Interactions between dietary therapy and gut microbiota in inflammatory bowel disease: a systematic review and meta-analysis
International Journal of Development Research
Interactions between dietary therapy and gut microbiota in inflammatory bowel disease: a systematic review and meta-analysis
Received 20th June, 2022 Received in revised form 16th July, 2022 Accepted 15th July, 2022 Published online 30th August, 2022
Copyright © 2022, Aline Damasceno de Avance et al. This is an open access article distributed under the Creative Commons Attribution License, which permits unrestricted use, distribution, and reproduction in any medium, provided the original work is properly cited.

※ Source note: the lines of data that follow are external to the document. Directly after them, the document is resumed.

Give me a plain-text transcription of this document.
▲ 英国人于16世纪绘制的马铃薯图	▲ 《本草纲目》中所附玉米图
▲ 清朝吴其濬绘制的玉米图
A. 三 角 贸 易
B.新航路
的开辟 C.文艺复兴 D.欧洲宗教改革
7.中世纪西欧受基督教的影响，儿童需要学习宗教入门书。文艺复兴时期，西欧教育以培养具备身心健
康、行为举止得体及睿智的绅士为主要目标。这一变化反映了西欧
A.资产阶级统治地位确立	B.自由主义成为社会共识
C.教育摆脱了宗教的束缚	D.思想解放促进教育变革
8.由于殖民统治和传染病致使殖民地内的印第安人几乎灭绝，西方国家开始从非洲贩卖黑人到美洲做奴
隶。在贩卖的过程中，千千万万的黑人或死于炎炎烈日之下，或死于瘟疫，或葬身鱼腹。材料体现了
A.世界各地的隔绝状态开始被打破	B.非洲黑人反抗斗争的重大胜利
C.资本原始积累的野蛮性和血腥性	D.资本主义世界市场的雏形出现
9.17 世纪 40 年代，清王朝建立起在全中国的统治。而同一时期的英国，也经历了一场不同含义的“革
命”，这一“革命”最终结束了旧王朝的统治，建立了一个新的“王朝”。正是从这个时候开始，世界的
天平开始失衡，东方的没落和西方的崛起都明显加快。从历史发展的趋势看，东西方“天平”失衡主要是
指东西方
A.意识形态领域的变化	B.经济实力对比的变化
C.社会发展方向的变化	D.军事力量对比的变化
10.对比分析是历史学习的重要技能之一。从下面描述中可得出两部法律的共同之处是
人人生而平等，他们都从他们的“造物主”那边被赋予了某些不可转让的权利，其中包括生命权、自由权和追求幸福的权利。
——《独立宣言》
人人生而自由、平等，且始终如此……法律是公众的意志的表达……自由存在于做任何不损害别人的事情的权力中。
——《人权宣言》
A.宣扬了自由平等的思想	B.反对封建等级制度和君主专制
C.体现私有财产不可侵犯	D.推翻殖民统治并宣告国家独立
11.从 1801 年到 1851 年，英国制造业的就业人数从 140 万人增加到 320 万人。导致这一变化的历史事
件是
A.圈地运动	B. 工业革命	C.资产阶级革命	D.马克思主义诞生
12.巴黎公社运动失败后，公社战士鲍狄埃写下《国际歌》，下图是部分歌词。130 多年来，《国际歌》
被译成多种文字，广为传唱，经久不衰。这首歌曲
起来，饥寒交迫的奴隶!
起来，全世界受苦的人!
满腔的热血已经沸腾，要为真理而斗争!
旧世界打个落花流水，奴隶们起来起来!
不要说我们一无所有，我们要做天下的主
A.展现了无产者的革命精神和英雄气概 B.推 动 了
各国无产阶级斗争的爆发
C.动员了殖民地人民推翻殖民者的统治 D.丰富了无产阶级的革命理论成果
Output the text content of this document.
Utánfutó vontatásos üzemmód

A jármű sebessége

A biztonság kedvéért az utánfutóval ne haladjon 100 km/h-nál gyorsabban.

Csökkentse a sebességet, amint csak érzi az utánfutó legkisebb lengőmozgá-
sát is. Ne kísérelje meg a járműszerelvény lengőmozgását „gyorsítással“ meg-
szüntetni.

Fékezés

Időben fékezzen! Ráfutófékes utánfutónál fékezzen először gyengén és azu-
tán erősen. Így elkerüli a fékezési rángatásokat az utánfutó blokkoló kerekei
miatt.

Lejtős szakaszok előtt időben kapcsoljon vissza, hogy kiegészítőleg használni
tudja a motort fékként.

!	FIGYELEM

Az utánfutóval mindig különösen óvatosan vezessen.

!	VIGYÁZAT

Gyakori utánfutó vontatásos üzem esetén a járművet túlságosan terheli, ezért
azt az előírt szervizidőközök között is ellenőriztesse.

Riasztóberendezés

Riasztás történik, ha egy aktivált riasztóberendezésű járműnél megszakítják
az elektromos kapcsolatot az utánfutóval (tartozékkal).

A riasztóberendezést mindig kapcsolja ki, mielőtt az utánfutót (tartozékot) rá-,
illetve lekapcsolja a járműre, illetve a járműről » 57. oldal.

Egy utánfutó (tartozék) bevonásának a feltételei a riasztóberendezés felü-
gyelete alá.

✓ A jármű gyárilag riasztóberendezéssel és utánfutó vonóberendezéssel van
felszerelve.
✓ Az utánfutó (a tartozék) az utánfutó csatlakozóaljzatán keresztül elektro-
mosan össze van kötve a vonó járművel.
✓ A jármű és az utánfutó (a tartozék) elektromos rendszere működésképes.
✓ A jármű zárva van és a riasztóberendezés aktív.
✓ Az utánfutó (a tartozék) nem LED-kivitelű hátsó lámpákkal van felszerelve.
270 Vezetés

Background: The main risk factor for inflammatory bowel disease (IBD) is a positive family history of 10-25% of patients. Crohn's disease (CD) can affect individuals aged 15 to 40 years and aged 50 to 80 years, more frequently in women. Ulcerative colitis (UC) can start at any age. The pathogenesis of IBD is linked to genetically susceptible individuals, deregulated gut microbiota (GM) (dysbiosis), chronic inflammation, and poor eating patterns. Diet plays an important role in modulating the GM and can be applied as a therapeutic tool to improve the course of the disease. Objective: To carry out a systematic review and meta-analysis on the main interactions between dietary therapy, gut microbiota, and inflammatory bowel disease, to elucidate the main clinical outcomes after nutritional treatment. Methods: This study followed the international model of systematic review and meta-analysis (PRISMA). Clinical studies were included, involving randomized controlled, prospective, and retrospective studies published from 2010 to 2020. Results: It was found 17 randomized controlled clinical studies and other clinical studies on the modulation of diet in the control of IBD. These studies showed reductions in persistent bowel symptoms, improved gut microbiota, reduced markers of inflammation, and improved quality of life, with p<0.05 (95% CI). The studies were homogeneous (I2 = 98.95%), which increases the reliability of the clinical results about the dietary importance in the modulation of IBD. Conclusion: The important role of diet modulation in the control and even in the remission of IBD was evidenced.